Autologous bone graft: Anterior iliac crest or proximal tibia?
Orthobiologics
Postoperative Factors
Pain medications
Early vs. delayed weight-bearing
Future of surrounding joints

Summary
- •There is fair evidence supporting smoking and diabetes as a risk factor for nonunion following foot and ankle arthrodesis for preoperative factors. However, through smoking cessation and good diabetic control before the procedure, surgeons may improve outcomes. Moreover, screening and hypovitaminosis D treatment supplementation is recommended as the benefits seem to outweigh the risks.
- •When technically feasible, less invasive techniques should be the first choice as patient outcomes and postoperative complications can be improved by using less invasive techniques, even in the presence of more severe deformities.
- •Regarding joint preparation, surgeons should use twist drills rather than Kirschner wires, prefer drill bits of small diameter, decrease the time interval between passes, drilling at more perpendicular angles, apply regular irrigation and bone debris evacuation.
- •There is insufficient evidence supporting the routine use of bone autograft or suitable alternatives to enhance fusion in primary ankle and hindfoot arthrodesis. Nevertheless, using bone grafts in more complex cases, high-risk patients, nonunion revision surgeries, and filling in bone voids at the arthrodesis site, should be considered to improve results and union rates, as the benefits of their use outweigh the risks.
- •Although the iliac crest presents superior histologic features, there is no evidence supporting its use over other sites in terms of union rates for foot and ankle surgery.
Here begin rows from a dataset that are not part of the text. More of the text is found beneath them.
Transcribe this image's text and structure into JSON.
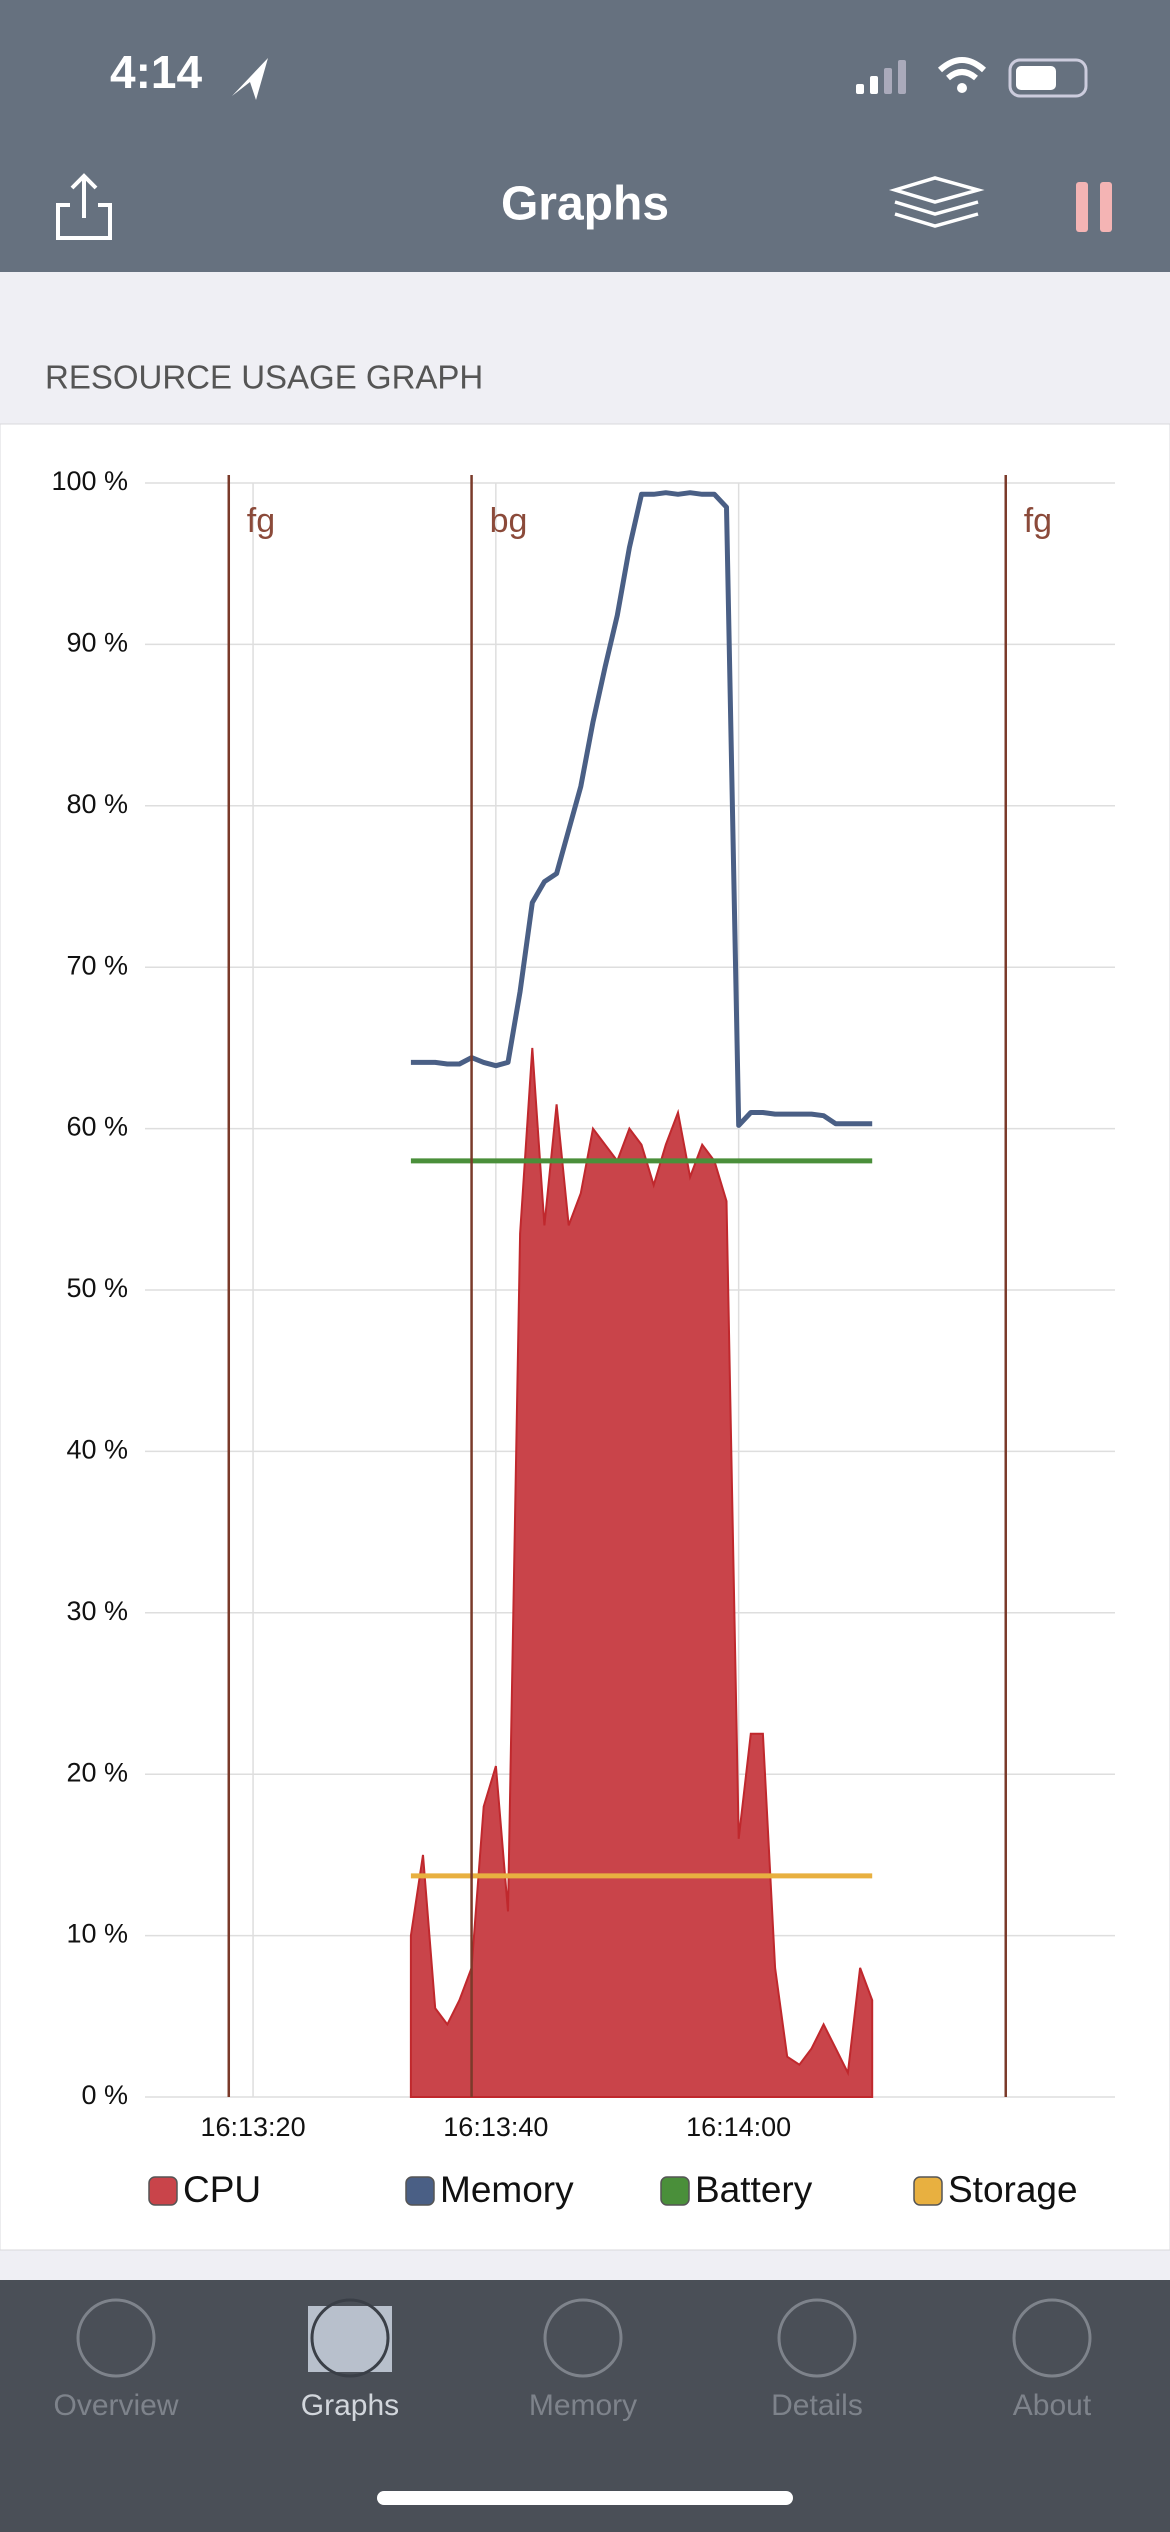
{
  "status_bar": {
    "time": "4:14"
  },
  "header": {
    "title": "Graphs"
  },
  "section": {
    "title": "RESOURCE USAGE GRAPH"
  },
  "chart_data": {
    "type": "line",
    "x": [
      58413,
      58414,
      58415,
      58416,
      58417,
      58418,
      58419,
      58420,
      58421,
      58422,
      58423,
      58424,
      58425,
      58426,
      58427,
      58428,
      58429,
      58430,
      58431,
      58432,
      58433,
      58434,
      58435,
      58436,
      58437,
      58438,
      58439,
      58440,
      58441,
      58442,
      58443,
      58444,
      58445,
      58446,
      58447,
      58448,
      58449,
      58450,
      58451
    ],
    "series": [
      {
        "name": "CPU",
        "color": "#c9444a",
        "area": true,
        "values": [
          10,
          15,
          5.5,
          4.5,
          6,
          8,
          18,
          20.5,
          11.5,
          53.5,
          65,
          54,
          61.5,
          54,
          56,
          60,
          59,
          58,
          60,
          59,
          56.5,
          59,
          61,
          57,
          59,
          58,
          55.5,
          16,
          22.5,
          22.5,
          8,
          2.5,
          2,
          3,
          4.5,
          3,
          1.5,
          8,
          6
        ]
      },
      {
        "name": "Memory",
        "color": "#4a5f85",
        "area": false,
        "values": [
          64.1,
          64.1,
          64.1,
          64,
          64,
          64.4,
          64.1,
          63.9,
          64.1,
          68.5,
          74,
          75.3,
          75.8,
          78.5,
          81.2,
          85.2,
          88.6,
          91.8,
          96,
          99.3,
          99.3,
          99.4,
          99.3,
          99.4,
          99.3,
          99.3,
          98.5,
          60.2,
          61,
          61,
          60.9,
          60.9,
          60.9,
          60.9,
          60.8,
          60.3,
          60.3,
          60.3,
          60.3
        ]
      },
      {
        "name": "Battery",
        "color": "#4a8f3a",
        "area": false,
        "values": [
          58,
          58,
          58,
          58,
          58,
          58,
          58,
          58,
          58,
          58,
          58,
          58,
          58,
          58,
          58,
          58,
          58,
          58,
          58,
          58,
          58,
          58,
          58,
          58,
          58,
          58,
          58,
          58,
          58,
          58,
          58,
          58,
          58,
          58,
          58,
          58,
          58,
          58,
          58
        ]
      },
      {
        "name": "Storage",
        "color": "#e8b040",
        "area": false,
        "values": [
          13.7,
          13.7,
          13.7,
          13.7,
          13.7,
          13.7,
          13.7,
          13.7,
          13.7,
          13.7,
          13.7,
          13.7,
          13.7,
          13.7,
          13.7,
          13.7,
          13.7,
          13.7,
          13.7,
          13.7,
          13.7,
          13.7,
          13.7,
          13.7,
          13.7,
          13.7,
          13.7,
          13.7,
          13.7,
          13.7,
          13.7,
          13.7,
          13.7,
          13.7,
          13.7,
          13.7,
          13.7,
          13.7,
          13.7
        ]
      }
    ],
    "annotations": [
      {
        "x": 58398,
        "label": "fg"
      },
      {
        "x": 58418,
        "label": "bg"
      },
      {
        "x": 58462,
        "label": "fg"
      }
    ],
    "xlim": [
      58391.1,
      58471
    ],
    "xticks": [
      {
        "value": 58400,
        "label": "16:13:20"
      },
      {
        "value": 58420,
        "label": "16:13:40"
      },
      {
        "value": 58440,
        "label": "16:14:00"
      }
    ],
    "ylim": [
      0,
      100
    ],
    "yticks": [
      {
        "value": 0,
        "label": "0 %"
      },
      {
        "value": 10,
        "label": "10 %"
      },
      {
        "value": 20,
        "label": "20 %"
      },
      {
        "value": 30,
        "label": "30 %"
      },
      {
        "value": 40,
        "label": "40 %"
      },
      {
        "value": 50,
        "label": "50 %"
      },
      {
        "value": 60,
        "label": "60 %"
      },
      {
        "value": 70,
        "label": "70 %"
      },
      {
        "value": 80,
        "label": "80 %"
      },
      {
        "value": 90,
        "label": "90 %"
      },
      {
        "value": 100,
        "label": "100 %"
      }
    ],
    "grid": true
  },
  "tab_bar": {
    "items": [
      "Overview",
      "Graphs",
      "Memory",
      "Details",
      "About"
    ],
    "selected": 1
  }
}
Because of its simplicity and low incidence of associated complications, proximal tibial bone harvesting can be a valid alternative.
- •The use of orthobiologics, namely rhPDGF, in foot and ankle arthrodesis procedures has shown equivalent clinical outcomes and bone fusion performance compared with autologous bone graft. Moreover, the use of orthobiologics may obviate adverse events and morbidity related to autologous bone graft harvesting.
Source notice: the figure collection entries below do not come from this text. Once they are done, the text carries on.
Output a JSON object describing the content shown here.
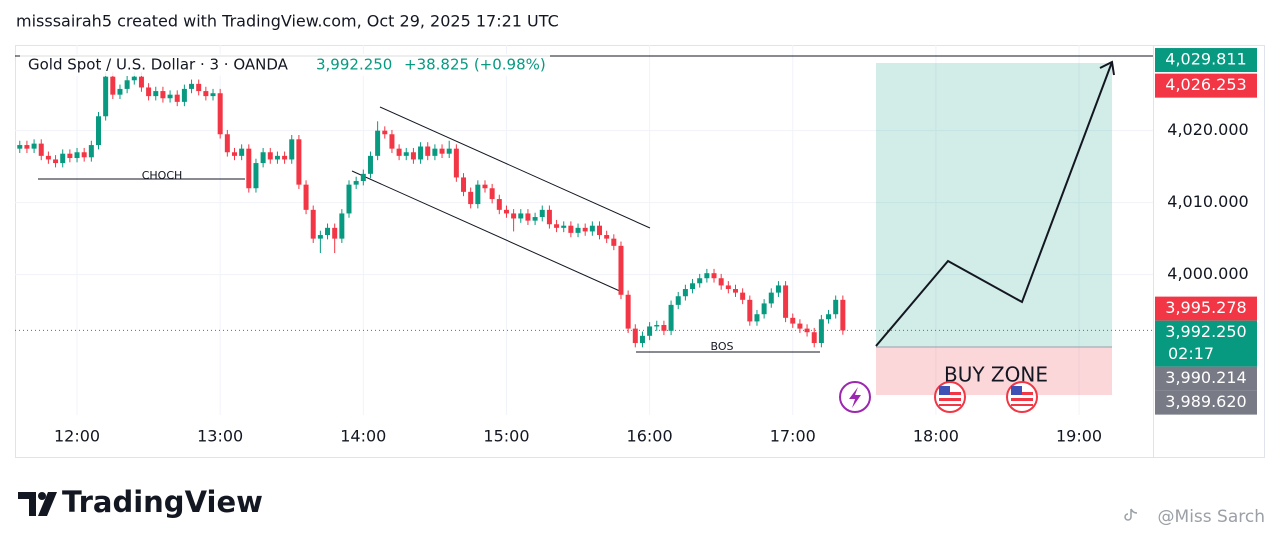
{
  "chart_data": {
    "type": "candlestick",
    "header": "misssairah5 created with TradingView.com, Oct 29, 2025 17:21 UTC",
    "title": "Gold Spot / U.S. Dollar · 3 · OANDA",
    "last_price": "3,992.250",
    "change": "+38.825 (+0.98%)",
    "annotations": [
      "CHOCH",
      "BOS",
      "BUY ZONE"
    ],
    "brand": "TradingView",
    "watermark": "@Miss Sarch",
    "up_color": "#089981",
    "down_color": "#f23645",
    "grid": true,
    "x": [
      "11:36",
      "11:39",
      "11:42",
      "11:45",
      "11:48",
      "11:51",
      "11:54",
      "11:57",
      "12:00",
      "12:03",
      "12:06",
      "12:09",
      "12:12",
      "12:15",
      "12:18",
      "12:21",
      "12:24",
      "12:27",
      "12:30",
      "12:33",
      "12:36",
      "12:39",
      "12:42",
      "12:45",
      "12:48",
      "12:51",
      "12:54",
      "12:57",
      "13:00",
      "13:03",
      "13:06",
      "13:09",
      "13:12",
      "13:15",
      "13:18",
      "13:21",
      "13:24",
      "13:27",
      "13:30",
      "13:33",
      "13:36",
      "13:39",
      "13:42",
      "13:45",
      "13:48",
      "13:51",
      "13:54",
      "13:57",
      "14:00",
      "14:03",
      "14:06",
      "14:09",
      "14:12",
      "14:15",
      "14:18",
      "14:21",
      "14:24",
      "14:27",
      "14:30",
      "14:33",
      "14:36",
      "14:39",
      "14:42",
      "14:45",
      "14:48",
      "14:51",
      "14:54",
      "14:57",
      "15:00",
      "15:03",
      "15:06",
      "15:09",
      "15:12",
      "15:15",
      "15:18",
      "15:21",
      "15:24",
      "15:27",
      "15:30",
      "15:33",
      "15:36",
      "15:39",
      "15:42",
      "15:45",
      "15:48",
      "15:51",
      "15:54",
      "15:57",
      "16:00",
      "16:03",
      "16:06",
      "16:09",
      "16:12",
      "16:15",
      "16:18",
      "16:21",
      "16:24",
      "16:27",
      "16:30",
      "16:33",
      "16:36",
      "16:39",
      "16:42",
      "16:45",
      "16:48",
      "16:51",
      "16:54",
      "16:57",
      "17:00",
      "17:03",
      "17:06",
      "17:09",
      "17:12",
      "17:15",
      "17:18",
      "17:21"
    ],
    "open": [
      4017.5,
      4018.0,
      4017.5,
      4018.2,
      4016.5,
      4016.0,
      4015.5,
      4016.8,
      4016.2,
      4017.0,
      4016.3,
      4018.0,
      4022.0,
      4027.5,
      4025.0,
      4025.8,
      4027.0,
      4027.5,
      4026.0,
      4024.8,
      4025.5,
      4024.5,
      4025.0,
      4024.0,
      4025.8,
      4026.5,
      4025.5,
      4024.8,
      4025.2,
      4019.5,
      4017.0,
      4016.5,
      4017.5,
      4012.0,
      4015.5,
      4017.0,
      4016.0,
      4016.5,
      4016.0,
      4018.8,
      4012.5,
      4009.0,
      4005.0,
      4005.5,
      4006.5,
      4005.0,
      4008.5,
      4012.5,
      4013.0,
      4014.0,
      4016.5,
      4020.0,
      4019.5,
      4017.5,
      4016.5,
      4017.0,
      4016.0,
      4017.8,
      4016.5,
      4017.5,
      4016.8,
      4017.5,
      4013.5,
      4011.5,
      4009.8,
      4012.5,
      4012.0,
      4010.5,
      4009.0,
      4008.5,
      4007.8,
      4008.5,
      4007.5,
      4008.0,
      4009.0,
      4007.0,
      4006.5,
      4006.8,
      4005.8,
      4006.5,
      4006.0,
      4006.8,
      4005.5,
      4005.0,
      4004.0,
      3997.2,
      3992.5,
      3990.5,
      3991.5,
      3992.8,
      3993.0,
      3992.2,
      3995.8,
      3997.0,
      3998.0,
      3998.8,
      3999.5,
      4000.2,
      3999.5,
      3998.5,
      3998.0,
      3997.5,
      3996.5,
      3993.5,
      3994.5,
      3996.0,
      3997.5,
      3998.5,
      3994.0,
      3993.2,
      3992.5,
      3992.0,
      3990.5,
      3993.8,
      3994.5,
      3996.5
    ],
    "high": [
      4018.6,
      4018.6,
      4018.8,
      4018.8,
      4017.1,
      4016.6,
      4017.4,
      4017.4,
      4017.6,
      4017.6,
      4018.6,
      4022.6,
      4028.1,
      4028.1,
      4026.4,
      4027.6,
      4028.1,
      4028.1,
      4026.6,
      4026.1,
      4026.1,
      4025.6,
      4025.6,
      4026.4,
      4027.1,
      4027.1,
      4026.1,
      4025.8,
      4025.8,
      4020.1,
      4017.6,
      4018.1,
      4018.1,
      4016.1,
      4017.6,
      4017.6,
      4017.1,
      4017.1,
      4019.4,
      4019.4,
      4013.1,
      4009.6,
      4006.1,
      4007.1,
      4007.1,
      4009.1,
      4013.1,
      4013.6,
      4014.6,
      4017.1,
      4021.3,
      4020.6,
      4020.1,
      4018.1,
      4017.6,
      4017.6,
      4018.4,
      4018.4,
      4018.1,
      4018.1,
      4018.6,
      4018.1,
      4014.1,
      4012.1,
      4013.1,
      4013.1,
      4012.6,
      4011.1,
      4009.6,
      4009.1,
      4009.1,
      4009.1,
      4008.6,
      4009.6,
      4009.6,
      4007.6,
      4007.4,
      4007.4,
      4007.1,
      4007.1,
      4007.4,
      4007.4,
      4006.1,
      4005.6,
      4004.6,
      3997.8,
      3993.1,
      3992.1,
      3993.4,
      3993.6,
      3993.6,
      3996.4,
      3997.6,
      3998.6,
      3999.4,
      4000.1,
      4000.8,
      4000.8,
      4000.1,
      3999.1,
      3998.6,
      3998.1,
      3997.1,
      3995.1,
      3996.6,
      3998.1,
      3999.1,
      3999.1,
      3994.6,
      3993.8,
      3993.1,
      3992.6,
      3994.4,
      3995.1,
      3997.1,
      3997.1
    ],
    "low": [
      4016.9,
      4016.9,
      4016.9,
      4015.9,
      4015.4,
      4014.9,
      4014.9,
      4015.6,
      4015.6,
      4015.7,
      4015.7,
      4017.4,
      4021.4,
      4024.4,
      4024.4,
      4025.2,
      4026.4,
      4025.4,
      4024.2,
      4024.2,
      4023.9,
      4023.9,
      4023.4,
      4023.4,
      4025.2,
      4024.9,
      4024.2,
      4024.2,
      4018.9,
      4016.4,
      4015.9,
      4015.9,
      4011.4,
      4011.4,
      4014.9,
      4015.4,
      4015.4,
      4015.4,
      4015.4,
      4011.9,
      4008.4,
      4004.4,
      4003.0,
      4004.9,
      4003.0,
      4004.4,
      4007.9,
      4011.9,
      4012.4,
      4013.4,
      4015.9,
      4018.9,
      4016.9,
      4015.9,
      4015.9,
      4015.4,
      4015.4,
      4015.9,
      4015.9,
      4016.2,
      4016.2,
      4012.9,
      4010.9,
      4009.2,
      4009.2,
      4011.4,
      4009.9,
      4008.4,
      4007.9,
      4006.0,
      4007.2,
      4006.9,
      4006.9,
      4007.4,
      4006.4,
      4005.9,
      4005.9,
      4005.2,
      4005.2,
      4005.4,
      4005.4,
      4004.9,
      4004.4,
      4003.4,
      3996.6,
      3991.9,
      3989.9,
      3989.9,
      3990.9,
      3992.2,
      3991.6,
      3991.6,
      3995.2,
      3996.4,
      3997.4,
      3998.2,
      3998.9,
      3998.9,
      3997.9,
      3997.4,
      3996.9,
      3995.9,
      3992.9,
      3992.9,
      3993.9,
      3995.4,
      3996.9,
      3993.4,
      3992.6,
      3991.9,
      3991.4,
      3989.9,
      3989.9,
      3993.2,
      3993.9,
      3991.65
    ],
    "close": [
      4018.0,
      4017.5,
      4018.2,
      4016.5,
      4016.0,
      4015.5,
      4016.8,
      4016.2,
      4017.0,
      4016.3,
      4018.0,
      4022.0,
      4027.5,
      4025.0,
      4025.8,
      4027.0,
      4027.5,
      4026.0,
      4024.8,
      4025.5,
      4024.5,
      4025.0,
      4024.0,
      4025.8,
      4026.5,
      4025.5,
      4024.8,
      4025.2,
      4019.5,
      4017.0,
      4016.5,
      4017.5,
      4012.0,
      4015.5,
      4017.0,
      4016.0,
      4016.5,
      4016.0,
      4018.8,
      4012.5,
      4009.0,
      4005.0,
      4005.5,
      4006.5,
      4005.0,
      4008.5,
      4012.5,
      4013.0,
      4014.0,
      4016.5,
      4020.0,
      4019.5,
      4017.5,
      4016.5,
      4017.0,
      4016.0,
      4017.8,
      4016.5,
      4017.5,
      4016.8,
      4017.5,
      4013.5,
      4011.5,
      4009.8,
      4012.5,
      4012.0,
      4010.5,
      4009.0,
      4008.5,
      4007.8,
      4008.5,
      4007.5,
      4008.0,
      4009.0,
      4007.0,
      4006.5,
      4006.8,
      4005.8,
      4006.5,
      4006.0,
      4006.8,
      4005.5,
      4005.0,
      4004.0,
      3997.2,
      3992.5,
      3990.5,
      3991.5,
      3992.8,
      3993.0,
      3992.2,
      3995.8,
      3997.0,
      3998.0,
      3998.8,
      3999.5,
      4000.2,
      3999.5,
      3998.5,
      3998.0,
      3997.5,
      3996.5,
      3993.5,
      3994.5,
      3996.0,
      3997.5,
      3998.5,
      3994.0,
      3993.2,
      3992.5,
      3992.0,
      3990.5,
      3993.8,
      3994.5,
      3996.5,
      3992.25
    ],
    "xlim": [
      "11:34",
      "19:31"
    ],
    "xticks": [
      "12:00",
      "13:00",
      "14:00",
      "15:00",
      "16:00",
      "17:00",
      "18:00",
      "19:00"
    ],
    "ylim": [
      3980.5,
      4031.9
    ],
    "yticks": [
      {
        "value": 4000,
        "label": "4,000.000"
      },
      {
        "value": 4010,
        "label": "4,010.000"
      },
      {
        "value": 4020,
        "label": "4,020.000"
      }
    ],
    "price_labels": [
      {
        "value": 4029.811,
        "label": "4,029.811",
        "color": "#089981"
      },
      {
        "value": 4026.253,
        "label": "4,026.253",
        "color": "#f23645"
      },
      {
        "value": 3995.278,
        "label": "3,995.278",
        "color": "#f23645"
      },
      {
        "value": 3992.25,
        "label": "3,992.250",
        "color": "#089981"
      },
      {
        "value": 3990.214,
        "label": "3,990.214",
        "color": "#787b86"
      },
      {
        "value": 3989.62,
        "label": "3,989.620",
        "color": "#787b86"
      }
    ],
    "countdown": "02:17"
  }
}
- •Based on current evidence, pain management with NSAIDs should be limited to a short period (<2 weeks) and avoided in high-risk patients after an arthrodesis procedure.
- •Although evidence is quite limited, early postoperative weight-bearing has shown to be beneficial, and it does not seem to increase postoperative complications. Therefore, it seems reasonable to start weight-bearing at an early phase when the arthrodesis is performed in loading joints with low shear forces.
- •The incidence of surrounding joint osteoarthritis after foot and ankle fusion seems to increase progressively with time. Owing to its progression and high probability of being symptomatic, patients must be informed consequently, as they may require additional joint fusions, resulting in further loss of ankle/foot motion.
- •In patients with symptomatic adjacent joint OA and unsatisfactory results after an ankle arthrodesis, conversion to total ankle arthroplasty (TAA) has become a potential option in managing these complex and challenging situations.
Clinics care points
- •There is fair evidence supporting smoking and diabetes as a risk factor for non-union following foot and ankle arthrodesis for preoperative factors.
- •Less invasive techniques should be the first choice as patient outcomes and postoperative complications can be improved.
- •There is insufficient evidence supporting the routine use of bone autograft or suitable alternatives to enhance fusion in primary ankle and hindfoot arthrodesis.
- •Although the iliac crest presents superior histological features, there is no evidence supporting its use over other sites in terms of union rates for foot and ankle surgery.
- •The use of orthobiologics, namely rhPDGF, in foot and ankle arthrodesis procedures has shown equivalent clinical outcomes and bone fusion performance compared to autologous bone graft.
- •Although evidence is quite limited, early postoperative weight-bearing has shown to be beneficial, and it does not seem to increase postoperative complications.
- •Based on current evidence, pain management with NSAIDs should be limited to a short period (<2 weeks) and avoided in high-risk patients after an arthrodesis procedure.